Now let’s have a look at the current Readability checks and let’s go through each one of them:
- Transition words
Using transition words like “most importantly’, ‘because’ and ‘therefore’, you improve the flow of your article as they provide hints to the reader about what is coming next.
- Sentence beginnings
If any of your consecutive sentences start with the same word, it would feel repetitive to your reader and this could be annoying
Always keep your sentences varied, so your article is readable and free of obstacles. Unless you want to prove something or use it as a writing style, of course.
- Flesch reading ease
This world-famous test analyzes texts and grades them on a scale from 1-100. The lower the score, the more difficult it is to read the text. Texts with a very high Flesch reading ease score (about 100) are very easy to read. They have short sentences and no words of more than two syllables. Usually, a reading ease score of 60-70 is believed to be acceptable/normal for web copy.
- Paragraph length
A lot of people use extremely long paragraphs and that makes your text daunting as it becomes just one big blob of text. So what you have to do is, break it up, use shorter paragraphs, and don’t forget to give your core sentences some thought.
- Subheading distribution
Similar to long paragraphs, texts without subheadings are difficult to scan, which makes them rather daunting. So, Yoast checks if you use enough subheadings to guide your readers through the text and help them find what they’re looking for.
- Sentence length
Sentence length is one of the core aspects that can make a text hard to read. If most of your sentences are too long – over 20 words – people lose track of your point. Readers often have to jump back a few words to find out what you mean. This is very tiring and inefficient. Try to keep the number of words in a sentence in check. Shorten your sentences. Aim for easy understanding, not a complex literary masterpiece.
- Passive voice
Using a lot of passive voice in your text makes it appear distant, and your message will be less clear. Your sentences become wordy and difficult because the sentence structure is harder to understand. Whenever you use the passive voice, always consider whether a better, active alternative is available.

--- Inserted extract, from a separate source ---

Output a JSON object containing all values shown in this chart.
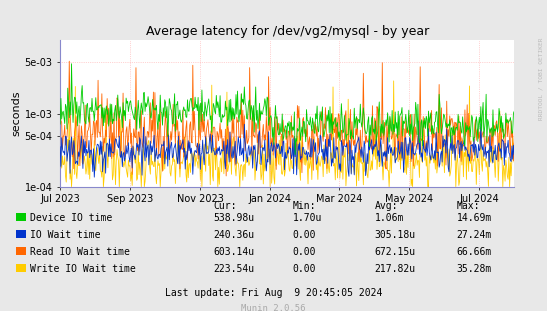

How to use the readability analysis in Yoast SEO
You can find the readability analysis in your Yoast sidebar and in the Yoast meta box underneath the post or page you’re editing.
It’s very easy to use the analysis to improve your content. You can just start writing the article you want to write. The readability score is calculated in real-time, so you can look at it while you write. However, if you want to stay focused, you can also choose not to look at the score while you’re writing your first draft. That way you can write without being distracted and make the final tweaks afterward.
The readability score helps you by giving you a green, orange or red bullet per check. If you get an orange or red bullet, just click on the eye icon to find out where improvements can be made.
Everyone has their own writing and editing process, and this way isn’t necessarily how you should use it. For instance, you might be targeting a Flesch level of 80. If so, you have to find out what works gradually. When using the readability tool for a while, you’ll notice that you’ll automatically get a feel for the level you are aiming for. Practice makes perfect!
This concludes the on-site SEO optimization. Were you aware of what on-site SEO optimization was and have you ever tried it? I know that for some this might seem like a mountain to climb but once you make the first step, the rest will be easier to understand and implement.
I would love to hear your thoughts on what you think of this guide on on-site SEO optimization and if there are some things you might want to add.